Lezing Ronald Goossens (archivaris bij het Regionaal Historisch Centrum Eindhoven): “Opmerkelijke vondst brengt heel wat te weeg”
Ronald Goossens is archivaris bij het Regionaal Historisch Centrum Eindhoven. Dit RHC beheert niet alleen archiefinstellingen voor zo’n twintig gemeenten in Zuid-Oost Brabant, maar bijvoorbeeld ook parochiearchieven. Ronald schat in dat het RHC momenteel zo’n 12 km papier beheert uit de periode 1150-1200 tot nu. Deze 12 km papier wordt uiteraard zorgvuldig bewaard in een geklimatiseerde kluis, maar het RHC realiseert zich dat het hier tegelijkertijd ook om cultureel erfgoed gaat. En dan is bewaren alleen niet genoeg. Dit materiaal verdient het om onder de aandacht van een breder publiek gebracht te worden, op tentoonstellingen bijvoorbeeld, of door openstelling van het materiaal voor onderzoek door studenten.
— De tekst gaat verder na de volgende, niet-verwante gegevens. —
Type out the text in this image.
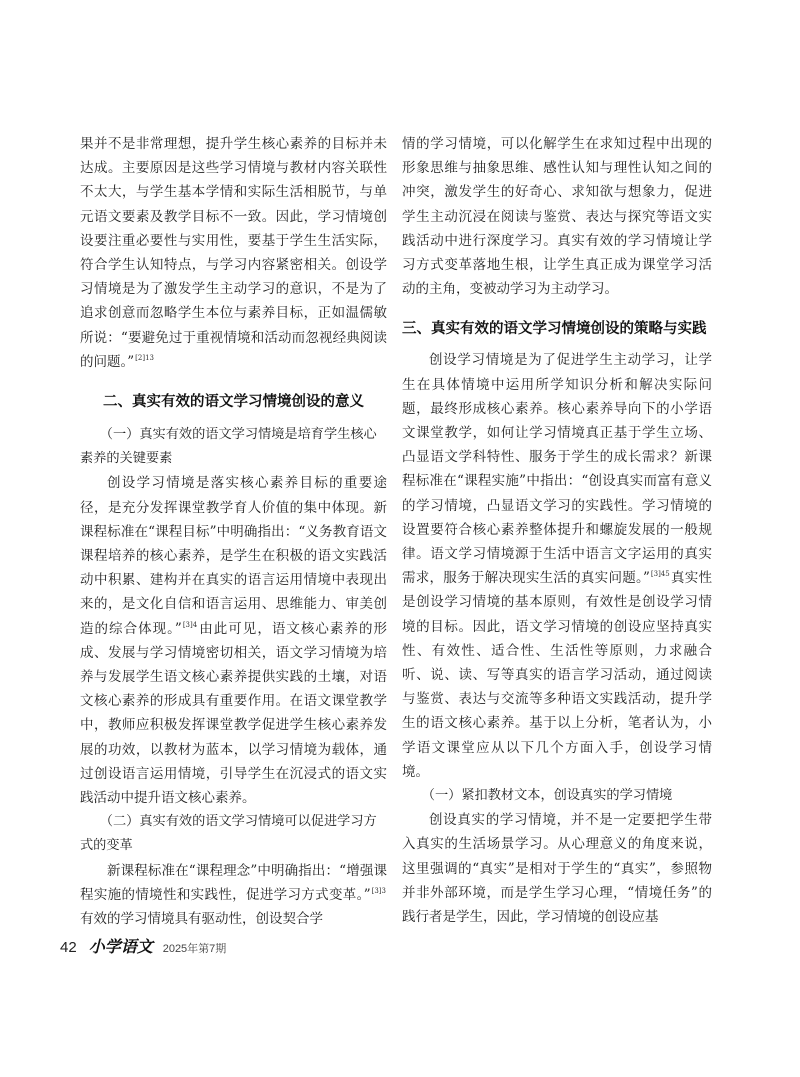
果并不是非常理想，提升学生核心素养的目标并未达成。主要原因是这些学习情境与教材内容关联性不太大，与学生基本学情和实际生活相脱节，与单元语文要素及教学目标不一致。因此，学习情境创设要注重必要性与实用性，要基于学生生活实际，符合学生认知特点，与学习内容紧密相关。创设学习情境是为了激发学生主动学习的意识，不是为了追求创意而忽略学生本位与素养目标，正如温儒敏所说：“要避免过于重视情境和活动而忽视经典阅读的问题。”$^{[2]13}$

二、真实有效的语文学习情境创设的意义
（一）真实有效的语文学习情境是培育学生核心素养的关键要素

创设学习情境是落实核心素养目标的重要途径，是充分发挥课堂教学育人价值的集中体现。新课程标准在“课程目标”中明确指出：“义务教育语文课程培养的核心素养，是学生在积极的语文实践活动中积累、建构并在真实的语言运用情境中表现出来的，是文化自信和语言运用、思维能力、审美创造的综合体现。”$^{[3]4}$由此可见，语文核心素养的形成、发展与学习情境密切相关，语文学习情境为培养与发展学生语文核心素养提供实践的土壤，对语文核心素养的形成具有重要作用。在语文课堂教学中，教师应积极发挥课堂教学促进学生核心素养发展的功效，以教材为蓝本，以学习情境为载体，通过创设语言运用情境，引导学生在沉浸式的语文实践活动中提升语文核心素养。

（二）真实有效的语文学习情境可以促进学习方式的变革

新课程标准在“课程理念”中明确指出：“增强课程实施的情境性和实践性，促进学习方式变革。”$^{[3]3}$有效的学习情境具有驱动性，创设契合学

情的学习情境，可以化解学生在求知过程中出现的形象思维与抽象思维、感性认知与理性认知之间的冲突，激发学生的好奇心、求知欲与想象力，促进学生主动沉浸在阅读与鉴赏、表达与探究等语文实践活动中进行深度学习。真实有效的学习情境让学习方式变革落地生根，让学生真正成为课堂学习活动的主角，变被动学习为主动学习。

三、真实有效的语文学习情境创设的策略与实践

创设学习情境是为了促进学生主动学习，让学生在具体情境中运用所学知识分析和解决实际问题，最终形成核心素养。核心素养导向下的小学语文课堂教学，如何让学习情境真正基于学生立场、凸显语文学科特性、服务于学生的成长需求？新课程标准在“课程实施”中指出：“创设真实而富有意义的学习情境，凸显语文学习的实践性。学习情境的设置要符合核心素养整体提升和螺旋发展的一般规律。语文学习情境源于生活中语言文字运用的真实需求，服务于解决现实生活的真实问题。”$^{[3]45}$真实性是创设学习情境的基本原则，有效性是创设学习情境的目标。因此，语文学习情境的创设应坚持真实性、有效性、适合性、生活性等原则，力求融合听、说、读、写等真实的语言学习活动，通过阅读与鉴赏、表达与交流等多种语文实践活动，提升学生的语文核心素养。基于以上分析，笔者认为，小学语文课堂应从以下几个方面入手，创设学习情境。

（一）紧扣教材文本，创设真实的学习情境

创设真实的学习情境，并不是一定要把学生带入真实的生活场景学习。从心理意义的角度来说，这里强调的“真实”是相对于学生的“真实”，参照物并非外部环境，而是学生学习心理，“情境任务”的践行者是学生，因此，学习情境的创设应基

42 小学语文 2025年第7期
Zoals dat soms gaat had Ronald op zijn werkkamer al een tijdje een aantal dozen staan. En bij het doorlopen van één van die dozen vol losse bladen trof hij dit fragment aan. Ronald zag meteen dat dit fragment ‘anders dan de andere’ was. Het schrift was anders dan dat van de andere fragmenten in de doos, het fragment was in het Middelnederlands, en ook stonden er allerlei (astrologische) schema’s op het dubbelblad.
Meer dan dat het Eindhovens fragment uit het archief van Oirschot komt en dat het getuige een aantekening op het perkament op enig moment mogelijk gebruikt is om stukken van een civiel procesdossier bij elkaar te houden, is Ronald op dat moment niet bekend. Zeker in de tijd waarin deze fragmenten in hun doos terecht zijn gekomen (een jaar of twintig geleden) was het nog niet gebruikelijk de omstandigheden rond de vondst van zo’n fragment uitvoerig te documenteren. De fragmenten gingen in een doos en die doos ging naar een depot. In de loop van de tijd werd de doos dan af en toe eens door iemand opgepakt om vervolgens weer te worden teruggezet met de belofte: hier doen we nog wel eens een keer iets mee.
Dit maal wordt het fragment netjes gescand en op Internet geplaatst. Men zou wel zien of hier ooit iemand naar zou vragen.
Discussie
De WEMAL-leden zijn enthousiast over de lezing van Ronald. Van alle kanten komen vragen. Ze zijn vooral benieuwd of er nog meer materiaal in Oirschot zou kunnen liggen. Dat kan Ronald natuurlijk niet uitsluiten, maar in aanmerking nemend dat wat hij vandaag heeft meegenomen de oogst is van enkele tientallen jaren speuren en verzamelen verwacht hij er niet echt veel van.
Lezing Erik Kwakkel (universitair docent aan de Universiteit Leiden): “De dertiende-eeuwse overlevering van Middelnederlandse Artes: een nieuwe vondst”
Enige tijd later leest een collega van Ronald Goossens in de Volkskrant een stukje over het dateringsproject van Erik Kwakkel, de volgende schakel in de keten. Immers, om een vondst in het archief zoals het Eindhovens fragment te dateren is er een specialist nodig en bij Erik Kwakkel waren ze aan het juiste adres.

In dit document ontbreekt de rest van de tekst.